Ramos occupava un ruolo definito da un'aritmetica impossibile. La PREPA era già stata indebolita da anni di sottoinvestimento, debito crescente, interferenze politiche e una rete di trasmissione invecchiata che era stata rattoppata piuttosto che ricostruita. Quando Maria arrivò, l'utility era un corpo vulnerabile con organi in fallimento, chiamato a sopravvivere a un trauma che avrebbe messo alla prova un'istituzione molto più forte.
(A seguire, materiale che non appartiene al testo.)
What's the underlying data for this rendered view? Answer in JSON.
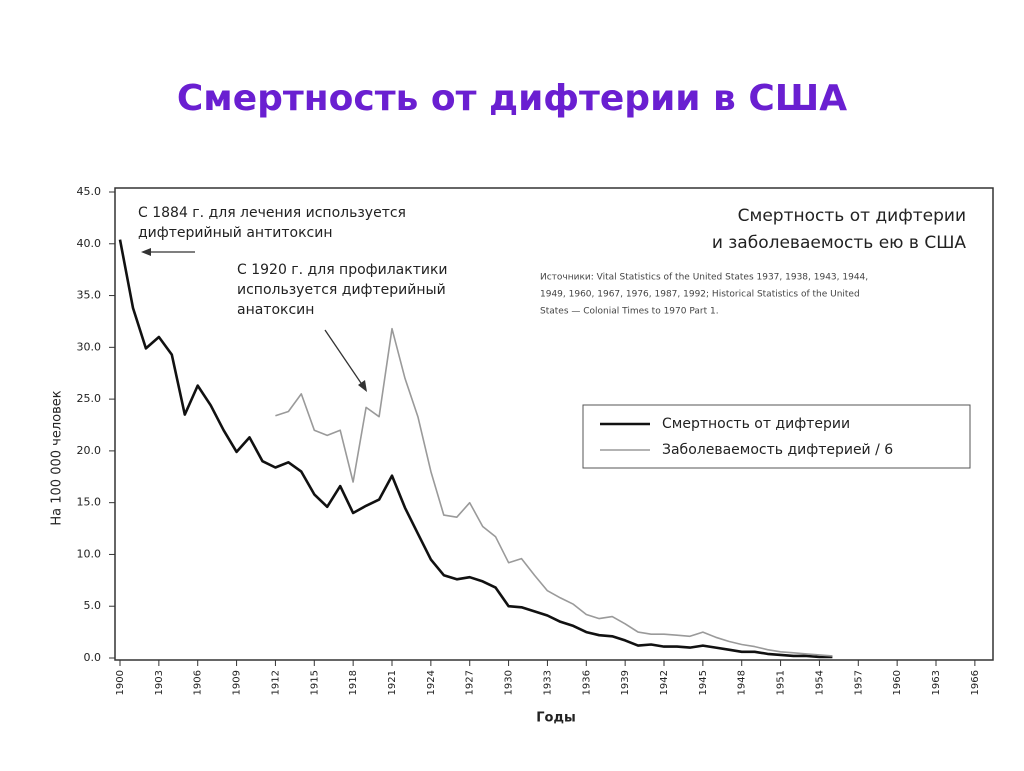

Ramos ereditò quindi non solo un'emergenza tecnica, ma anche una morale: la richiesta di ripristinare rapidamente il servizio a milioni di persone che avevano già vissuto troppo a lungo con un sistema in declino. In pubblico, doveva proiettare comando, urgenza e competenza. In privato, il lavoro richiedeva di convivere con la consapevolezza che anche le sue migliori decisioni sarebbero sembrate inadeguate rispetto alla scala della rovina.

Questa tensione è centrale per il suo carattere. Un capo utility in una catastrofe diventa sia tecnico che capro espiatorio, atteso a prendere decisioni di triage in condizioni che rendono impossibili soluzioni pulite. Quali sottostazioni dovrebbero essere ripristinate per prime? Come dovrebbero essere spostate le squadre limitate su un'isola con strade distrutte, linee abbattute, carenze di carburante e senza comunicazioni affidabili? Come può essere spiegato il progresso quando la maggior parte delle persone che hanno bisogno del messaggio non può riceverlo? Il ruolo di Ramos richiedeva un temperamento in grado di tollerare ritardi, incertezze e rabbia pubblica. Richiedeva anche un'abitudine alla giustificazione: il linguaggio dei vincoli, delle priorità e del realismo. Tale linguaggio può essere stato vero, ma poteva anche suonare come una evasione per le persone che vivevano senza elettricità, acqua pulita o ospedali funzionanti.

La contraddizione al centro della sua vita pubblica era che rappresentava la continuità in un'istituzione che molti portoricani vivevano come un fallimento cronico. Era il volto della ripresa, eppure la ripresa arrivava sempre in ritardo. Parlava per un'agenzia la cui fragilità era stata a lungo visibile, ma Maria trasformò quella fragilità in un'emergenza umanitaria. In questo senso, la sua leadership divenne meno una storia di brillantezza individuale o incompetenza, quanto un ritratto del collasso istituzionale con un volto umano.

Nato nel 1968 a Porto Rico, Ramos proveniva dal mondo amministrativo in cui ingegneria e politica si incontrano, dove ogni decisione tecnica è anche una decisione di bilancio e civica. La sua importanza nel disastro di Maria risiede in ciò che la sua posizione è venuta a simboleggiare: il peso di governare un sistema rotto mentre il pubblico si aspettava miracoli. Il costo fu sostenuto prima dai residenti dell'isola, che sopportarono condizioni di blackout prolungate che approfondirono la sofferenza e rallentarono la ripresa. Ma il costo segnò anche lo stesso Ramos, il cui mandato divenne inseparabile dalla memoria pubblica del disastro e dal più ampio bilancio sull'abbandono delle infrastrutture, sulla privatizzazione e sul lungo abbandono dei servizi essenziali di Porto Rico.